Outra volta ao passado é proposta por Love, de 2015: os dias de dor de Murphy (Karl Glusman), casado com Omi (Klara Kristin), pai de um filho, atormentado pelas lembranças da bela Electra (Aomi Muyock). O sentimento, aqui, está atrelado à carne: para Noé, não se separa o primeiro da segunda, confrontando o que o cinema fez – fora as exceções de praxe – até então: preservar a personagem ao explorar seu interior.

Há um pouco dessa preservação em Viagem Alucinante, não se nega: o filme é a história de um olhar pela cidade de luzes, por um Japão moderno e sujo ao mesmo tempo, esculpido à vertigem. Oscar revive para ver o que restou dele, de seu velho mundo, das consequências de sua vida (e de sua morte).

Descobre como ficam os amigos e a irmã que ele mesmo levou a Tóquio, da criança com seu urso de pelúcia à stripper de boates fortemente iluminadas, de raios entre a penumbra, de música alta – ambiente com o qual o mesmo Oscar aprendeu a se habituar, e ao qual lançou sua aparente irmã ingênua para que a mesma se formasse mulher.

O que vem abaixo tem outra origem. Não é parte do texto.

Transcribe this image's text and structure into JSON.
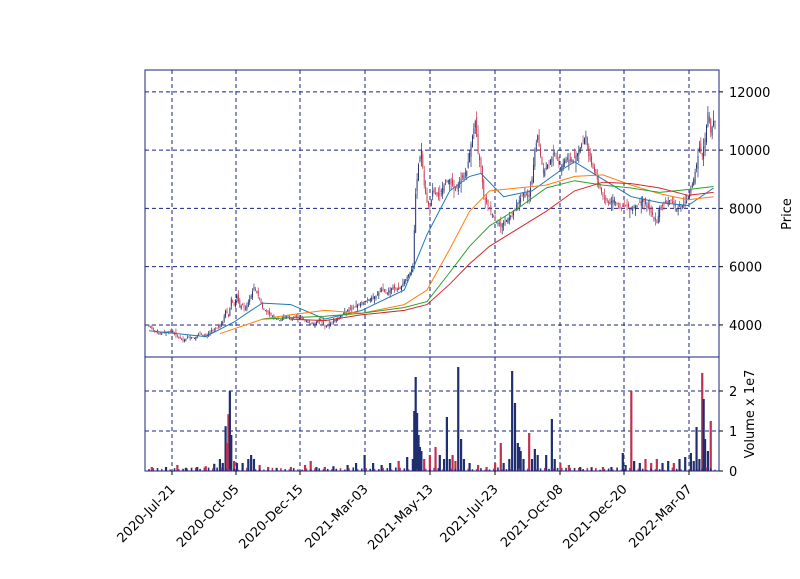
{
  "chart_data": [
    {
      "type": "candlestick",
      "panel": "price",
      "ylabel": "Price",
      "ylim": [
        2900,
        12750
      ],
      "yticks": [
        4000,
        6000,
        8000,
        10000,
        12000
      ],
      "x_tick_labels": [
        "2020-Jul-21",
        "2020-Oct-05",
        "2020-Dec-15",
        "2021-Mar-03",
        "2021-May-13",
        "2021-Jul-23",
        "2021-Oct-08",
        "2021-Dec-20",
        "2022-Mar-07"
      ],
      "grid": true,
      "colors": {
        "up": "#1f2e6e",
        "down": "#c0314f",
        "grid": "#1a237e",
        "axis": "#1a237e"
      },
      "close_series": [
        [
          0,
          3950
        ],
        [
          4,
          3800
        ],
        [
          8,
          3700
        ],
        [
          12,
          3750
        ],
        [
          16,
          3800
        ],
        [
          20,
          3600
        ],
        [
          24,
          3450
        ],
        [
          28,
          3600
        ],
        [
          32,
          3550
        ],
        [
          36,
          3700
        ],
        [
          40,
          3600
        ],
        [
          44,
          3800
        ],
        [
          48,
          3900
        ],
        [
          52,
          4100
        ],
        [
          54,
          4500
        ],
        [
          56,
          4300
        ],
        [
          58,
          4900
        ],
        [
          60,
          4700
        ],
        [
          62,
          5000
        ],
        [
          64,
          4600
        ],
        [
          66,
          4700
        ],
        [
          68,
          4500
        ],
        [
          70,
          4800
        ],
        [
          72,
          5000
        ],
        [
          74,
          5300
        ],
        [
          76,
          5100
        ],
        [
          78,
          4900
        ],
        [
          80,
          4600
        ],
        [
          84,
          4400
        ],
        [
          88,
          4250
        ],
        [
          92,
          4150
        ],
        [
          96,
          4300
        ],
        [
          100,
          4200
        ],
        [
          104,
          4300
        ],
        [
          108,
          4200
        ],
        [
          112,
          4100
        ],
        [
          116,
          4000
        ],
        [
          120,
          4200
        ],
        [
          124,
          3950
        ],
        [
          128,
          4050
        ],
        [
          132,
          4200
        ],
        [
          136,
          4350
        ],
        [
          140,
          4500
        ],
        [
          144,
          4600
        ],
        [
          148,
          4700
        ],
        [
          152,
          4800
        ],
        [
          156,
          4900
        ],
        [
          160,
          5000
        ],
        [
          164,
          5200
        ],
        [
          168,
          5100
        ],
        [
          172,
          5300
        ],
        [
          176,
          5200
        ],
        [
          180,
          5500
        ],
        [
          184,
          5800
        ],
        [
          186,
          6000
        ],
        [
          188,
          8500
        ],
        [
          190,
          9500
        ],
        [
          192,
          10000
        ],
        [
          194,
          8800
        ],
        [
          196,
          8200
        ],
        [
          198,
          8000
        ],
        [
          200,
          8600
        ],
        [
          204,
          8400
        ],
        [
          208,
          8800
        ],
        [
          212,
          9000
        ],
        [
          216,
          8600
        ],
        [
          220,
          9000
        ],
        [
          224,
          9300
        ],
        [
          228,
          10500
        ],
        [
          230,
          11000
        ],
        [
          232,
          9900
        ],
        [
          234,
          9400
        ],
        [
          236,
          8400
        ],
        [
          240,
          8000
        ],
        [
          244,
          7600
        ],
        [
          248,
          7400
        ],
        [
          252,
          7600
        ],
        [
          256,
          7800
        ],
        [
          260,
          8200
        ],
        [
          264,
          8500
        ],
        [
          268,
          8400
        ],
        [
          270,
          9000
        ],
        [
          272,
          10000
        ],
        [
          274,
          10500
        ],
        [
          276,
          9800
        ],
        [
          278,
          9200
        ],
        [
          282,
          9600
        ],
        [
          286,
          9900
        ],
        [
          290,
          9400
        ],
        [
          294,
          9700
        ],
        [
          298,
          9600
        ],
        [
          302,
          9900
        ],
        [
          306,
          10300
        ],
        [
          308,
          10500
        ],
        [
          310,
          9800
        ],
        [
          312,
          9500
        ],
        [
          316,
          9000
        ],
        [
          320,
          8400
        ],
        [
          324,
          8200
        ],
        [
          328,
          8300
        ],
        [
          332,
          8000
        ],
        [
          336,
          8100
        ],
        [
          340,
          8000
        ],
        [
          344,
          8100
        ],
        [
          348,
          8300
        ],
        [
          352,
          8000
        ],
        [
          356,
          7700
        ],
        [
          358,
          7500
        ],
        [
          360,
          8000
        ],
        [
          364,
          8200
        ],
        [
          368,
          8300
        ],
        [
          372,
          8000
        ],
        [
          376,
          8100
        ],
        [
          380,
          8300
        ],
        [
          384,
          9000
        ],
        [
          386,
          9500
        ],
        [
          388,
          10100
        ],
        [
          390,
          9800
        ],
        [
          392,
          10400
        ],
        [
          394,
          11300
        ],
        [
          396,
          10600
        ],
        [
          398,
          11000
        ]
      ],
      "moving_averages": [
        {
          "color": "#1f77b4",
          "points": [
            [
              0,
              3800
            ],
            [
              40,
              3600
            ],
            [
              60,
              4100
            ],
            [
              72,
              4500
            ],
            [
              80,
              4750
            ],
            [
              100,
              4700
            ],
            [
              124,
              4200
            ],
            [
              150,
              4500
            ],
            [
              180,
              5200
            ],
            [
              196,
              7100
            ],
            [
              212,
              8600
            ],
            [
              226,
              9100
            ],
            [
              234,
              9200
            ],
            [
              250,
              8400
            ],
            [
              270,
              8600
            ],
            [
              290,
              9300
            ],
            [
              300,
              9600
            ],
            [
              320,
              9000
            ],
            [
              340,
              8400
            ],
            [
              360,
              8200
            ],
            [
              380,
              8100
            ],
            [
              398,
              8700
            ]
          ]
        },
        {
          "color": "#ff7f0e",
          "points": [
            [
              50,
              3700
            ],
            [
              80,
              4200
            ],
            [
              100,
              4350
            ],
            [
              124,
              4500
            ],
            [
              150,
              4400
            ],
            [
              180,
              4700
            ],
            [
              196,
              5200
            ],
            [
              212,
              6600
            ],
            [
              226,
              7900
            ],
            [
              240,
              8600
            ],
            [
              260,
              8700
            ],
            [
              280,
              8800
            ],
            [
              300,
              9100
            ],
            [
              320,
              9150
            ],
            [
              340,
              8800
            ],
            [
              360,
              8500
            ],
            [
              380,
              8300
            ],
            [
              398,
              8400
            ]
          ]
        },
        {
          "color": "#2ca02c",
          "points": [
            [
              80,
              4200
            ],
            [
              100,
              4250
            ],
            [
              124,
              4300
            ],
            [
              150,
              4400
            ],
            [
              180,
              4600
            ],
            [
              196,
              4800
            ],
            [
              212,
              5800
            ],
            [
              226,
              6700
            ],
            [
              240,
              7400
            ],
            [
              260,
              8000
            ],
            [
              280,
              8700
            ],
            [
              300,
              8950
            ],
            [
              320,
              8800
            ],
            [
              340,
              8700
            ],
            [
              360,
              8550
            ],
            [
              380,
              8650
            ],
            [
              398,
              8750
            ]
          ]
        },
        {
          "color": "#d62728",
          "points": [
            [
              100,
              4200
            ],
            [
              124,
              4150
            ],
            [
              150,
              4350
            ],
            [
              180,
              4500
            ],
            [
              196,
              4700
            ],
            [
              212,
              5400
            ],
            [
              226,
              6100
            ],
            [
              240,
              6700
            ],
            [
              260,
              7300
            ],
            [
              280,
              7900
            ],
            [
              300,
              8600
            ],
            [
              320,
              8900
            ],
            [
              340,
              8850
            ],
            [
              360,
              8700
            ],
            [
              380,
              8450
            ],
            [
              398,
              8550
            ]
          ]
        }
      ]
    },
    {
      "type": "bar",
      "panel": "volume",
      "ylabel": "Volume x 1e7",
      "ylim": [
        0,
        2.85
      ],
      "yticks": [
        0,
        1,
        2
      ],
      "volume_series": [
        [
          2,
          0.1
        ],
        [
          12,
          0.1
        ],
        [
          20,
          0.15
        ],
        [
          26,
          0.08
        ],
        [
          34,
          0.1
        ],
        [
          40,
          0.12
        ],
        [
          46,
          0.18
        ],
        [
          50,
          0.3
        ],
        [
          52,
          0.2
        ],
        [
          54,
          1.12
        ],
        [
          55,
          0.7
        ],
        [
          56,
          1.42
        ],
        [
          57,
          2.0
        ],
        [
          58,
          0.9
        ],
        [
          60,
          0.25
        ],
        [
          62,
          0.2
        ],
        [
          66,
          0.2
        ],
        [
          70,
          0.3
        ],
        [
          72,
          0.4
        ],
        [
          74,
          0.3
        ],
        [
          78,
          0.15
        ],
        [
          84,
          0.1
        ],
        [
          90,
          0.08
        ],
        [
          100,
          0.1
        ],
        [
          110,
          0.15
        ],
        [
          114,
          0.25
        ],
        [
          118,
          0.1
        ],
        [
          124,
          0.1
        ],
        [
          130,
          0.12
        ],
        [
          140,
          0.15
        ],
        [
          146,
          0.2
        ],
        [
          152,
          0.4
        ],
        [
          158,
          0.2
        ],
        [
          164,
          0.15
        ],
        [
          170,
          0.2
        ],
        [
          176,
          0.25
        ],
        [
          182,
          0.35
        ],
        [
          186,
          0.3
        ],
        [
          187,
          1.5
        ],
        [
          188,
          2.35
        ],
        [
          189,
          1.45
        ],
        [
          190,
          0.9
        ],
        [
          191,
          0.6
        ],
        [
          192,
          0.5
        ],
        [
          194,
          0.3
        ],
        [
          198,
          0.4
        ],
        [
          202,
          0.6
        ],
        [
          205,
          0.4
        ],
        [
          208,
          0.3
        ],
        [
          210,
          1.35
        ],
        [
          212,
          0.3
        ],
        [
          214,
          0.4
        ],
        [
          216,
          0.25
        ],
        [
          218,
          2.6
        ],
        [
          220,
          0.8
        ],
        [
          222,
          0.3
        ],
        [
          226,
          0.2
        ],
        [
          232,
          0.15
        ],
        [
          238,
          0.1
        ],
        [
          244,
          0.2
        ],
        [
          248,
          0.7
        ],
        [
          250,
          0.2
        ],
        [
          254,
          0.3
        ],
        [
          256,
          2.5
        ],
        [
          258,
          1.7
        ],
        [
          260,
          0.7
        ],
        [
          261,
          0.6
        ],
        [
          262,
          0.5
        ],
        [
          264,
          0.3
        ],
        [
          268,
          0.95
        ],
        [
          270,
          0.3
        ],
        [
          272,
          0.55
        ],
        [
          274,
          0.4
        ],
        [
          280,
          0.4
        ],
        [
          284,
          1.3
        ],
        [
          286,
          0.3
        ],
        [
          290,
          0.2
        ],
        [
          296,
          0.15
        ],
        [
          304,
          0.1
        ],
        [
          312,
          0.1
        ],
        [
          320,
          0.1
        ],
        [
          326,
          0.1
        ],
        [
          334,
          0.45
        ],
        [
          336,
          0.15
        ],
        [
          340,
          2.0
        ],
        [
          342,
          0.25
        ],
        [
          346,
          0.2
        ],
        [
          350,
          0.3
        ],
        [
          354,
          0.2
        ],
        [
          358,
          0.3
        ],
        [
          362,
          0.2
        ],
        [
          366,
          0.25
        ],
        [
          370,
          0.2
        ],
        [
          374,
          0.3
        ],
        [
          378,
          0.35
        ],
        [
          382,
          0.45
        ],
        [
          384,
          0.25
        ],
        [
          386,
          1.1
        ],
        [
          388,
          0.3
        ],
        [
          390,
          2.45
        ],
        [
          391,
          1.8
        ],
        [
          392,
          0.8
        ],
        [
          394,
          0.5
        ],
        [
          396,
          1.25
        ]
      ]
    }
  ]
}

O problema é que, nessa história de um olhar, o desejo pela irmã – nos poucos instantes de vida do início, na observação dos vivos ou nas lembranças do passado, quando voltam as tragédias pessoais – é evidente. A dor de uma relação mal-entendida permeia o filme todo, com o olhar à ninfeta, à irmã desejável.

Nesse filme de “navegação”, no qual o espírito sobrevoa a cidade e assiste ao post mortem, em que a câmera prioriza a invasão, a quebra das paredes e planos-sequência, o problema é o desejo sexual, não os sentimentos. Portanto, situação oposta à de Love, no qual os sentimentos – em filme tão carnal – são as fontes do conflito.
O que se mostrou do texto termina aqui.